Von Sabine Brandes
Der Klassenausflug in diesem Jahr wird kein leichter sein. In wenigen Tagen macht sich die 11a des landwirtschaftlichen Gymnasiums in Pardes Channa auf nach Polen. Für jede 11. Klasse in Israel steht der Besuch von Auschwitz fest auf dem Lehrplan. Die Mädchen und Jungs werden auch am
9. November dort sein – der Nacht, die in Deutschland der Anfang vom Ende war.

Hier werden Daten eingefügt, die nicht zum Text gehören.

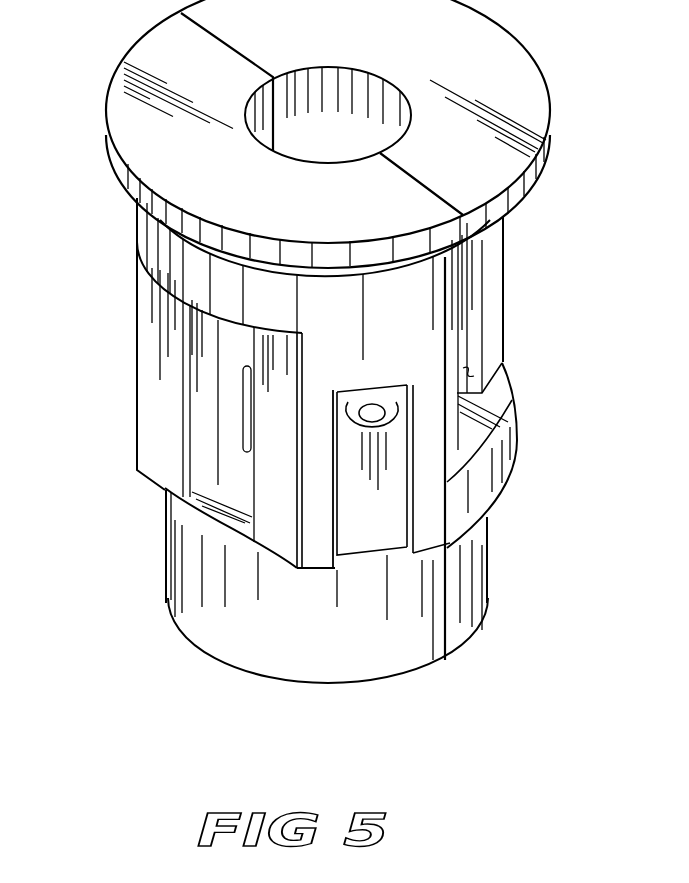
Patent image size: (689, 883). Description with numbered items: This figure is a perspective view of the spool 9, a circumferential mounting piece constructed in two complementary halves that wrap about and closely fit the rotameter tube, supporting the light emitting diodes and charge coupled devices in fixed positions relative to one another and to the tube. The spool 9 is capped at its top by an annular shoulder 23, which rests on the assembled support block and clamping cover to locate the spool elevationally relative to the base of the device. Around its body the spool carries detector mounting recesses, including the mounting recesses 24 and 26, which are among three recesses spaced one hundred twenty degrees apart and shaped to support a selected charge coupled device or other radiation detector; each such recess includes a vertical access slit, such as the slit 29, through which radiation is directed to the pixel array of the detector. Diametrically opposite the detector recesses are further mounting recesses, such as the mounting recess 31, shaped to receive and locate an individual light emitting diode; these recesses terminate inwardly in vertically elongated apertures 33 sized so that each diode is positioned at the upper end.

The spool 9 is at (512, 281).
The annular shoulder 23 is at (135, 194).
The mounting recess 24 is at (470, 378).
The mounting recess 26 is at (165, 490).
The vertical access slit 29 is at (247, 437).
The mounting recess 31 is at (380, 527).
The vertically elongated aperture 33 is at (372, 413).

Geschichtslehrer Halel Hadari geht vor der Fahrt mit seiner Klasse noch einmal die historisch bedeutendsten Daten durch. »Was geschah am 9. November?«, fragt er in die Runde. Nicht ein Finger geht hoch. Hadari fügt das Jahr hinzu: 1938? Die ersten Schüler beginnen zu raten, doch richtig liegt niemand. Erst, als der Lehrer anmerkt, dass es sich um »Lail Ha’Bdolach« handelt, wissen die 16- bis 17-Jährigen, worum es geht: die Pogromnacht vor 70 Jahren. Den politisch korrekten Terminus aber benutzt hier kaum jemand. Die Schreckensnacht ist bei der Mehrzahl der Israelis lediglich be-
kannt unter der euphemistischen Bezeichnung der Nazis, »Kristallnacht«.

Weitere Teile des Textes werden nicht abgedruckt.